Actions by President Donald Trump, the Department of Government Efficiency initiative, and Health and Human Services Secretary Robert F. Kennedy Jr. have already disrupted operations of federal agencies that fund addiction research.
And most recently, the 2026 budget — otherwise known as the 'big, beautiful bill' — was passed into law, forecasting even deeper cuts to these agencies, billions below 2025 levels. Adding injury to insult, reductions in Medicaid, the largest single payer of behavioral health services in the U.S., including addiction treatment, will begin to take effect.
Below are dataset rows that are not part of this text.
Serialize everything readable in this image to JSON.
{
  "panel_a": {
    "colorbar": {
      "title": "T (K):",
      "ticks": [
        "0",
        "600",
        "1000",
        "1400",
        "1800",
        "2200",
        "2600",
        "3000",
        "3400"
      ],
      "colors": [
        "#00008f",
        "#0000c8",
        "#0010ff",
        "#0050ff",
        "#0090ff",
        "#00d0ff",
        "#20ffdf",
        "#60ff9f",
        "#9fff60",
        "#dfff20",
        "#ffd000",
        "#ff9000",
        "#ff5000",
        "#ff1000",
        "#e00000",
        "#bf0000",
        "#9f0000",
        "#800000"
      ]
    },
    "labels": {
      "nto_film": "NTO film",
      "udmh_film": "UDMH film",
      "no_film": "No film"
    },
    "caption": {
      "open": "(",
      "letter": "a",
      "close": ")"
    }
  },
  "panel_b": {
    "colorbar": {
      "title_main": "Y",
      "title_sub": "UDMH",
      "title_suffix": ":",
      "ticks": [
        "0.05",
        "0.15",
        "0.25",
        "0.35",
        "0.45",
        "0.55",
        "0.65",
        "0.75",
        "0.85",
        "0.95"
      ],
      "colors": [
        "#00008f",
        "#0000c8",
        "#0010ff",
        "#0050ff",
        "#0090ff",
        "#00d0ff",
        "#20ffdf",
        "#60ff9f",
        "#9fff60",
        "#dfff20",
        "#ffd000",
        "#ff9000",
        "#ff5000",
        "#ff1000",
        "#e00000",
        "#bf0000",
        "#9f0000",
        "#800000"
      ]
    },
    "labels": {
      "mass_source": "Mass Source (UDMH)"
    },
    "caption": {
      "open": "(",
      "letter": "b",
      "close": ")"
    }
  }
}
If enacted, these cuts would further devastate addiction science and practice. Research into the causes, consequences and treatment of addiction would stall. Lifesaving clinical and community services would shrink or disappear. Programs shown to prevent youths from initiating drug use would vanish. We risk reversing decades of progress, condemning future generations to needless suffering and increasing the overall costs to society.
This imminent threat has galvanized the addiction science community. In response, the Addiction Science Defense Network (ASDN) was formed to advocate for preserving addiction science research and research-based treatment, prevention and policies that help us to combat addiction. Nearly 500 addiction scientists and practitioners, 32 organizations representing more than 32,000 scientists and 100,000 providers, and the advocacy group Stand Up for Science — with 60,000 members — have endorsed a statement of concern.
The statement and other advocacy efforts urge Congress, Kennedy and the directors of NIH, the CDC and SAMHSA to fulfill their responsibility to support science-driven policies and practices that protect public health. We ask that the damage already done be mitigated with bipartisan revisions to their budgets so that funding for these agencies is preserved to protect the solutions that help people recover, the services that stabilize families and the infrastructure that safeguards future generations from substance abuse.
For Hicks, her story is one of both tragedy and triumph. Her life was nearly lost to addiction, but science-based treatment and compassionate care saved her. Today, she is a recovery coach, harm reduction specialist, youth prevention facilitator and enthusiastic advocate for medication-assisted recovery. She's also a full-time college student pursuing a master's in public health.
Her transformation is proof of what's possible when research and recovery meet. With the right support, lives can be rebuilt. Futures can be reclaimed. Communities can heal.
But without sustained investment in addiction science, Hick's story could become the exception — not the rule.
Diana Fishbein, Ph.D., is a senior behavioral neuroscientist at the Frank Porter Graham Child Development Institute at the University of North Carolina at Chapel Hill and a part-time researcher at Penn State University.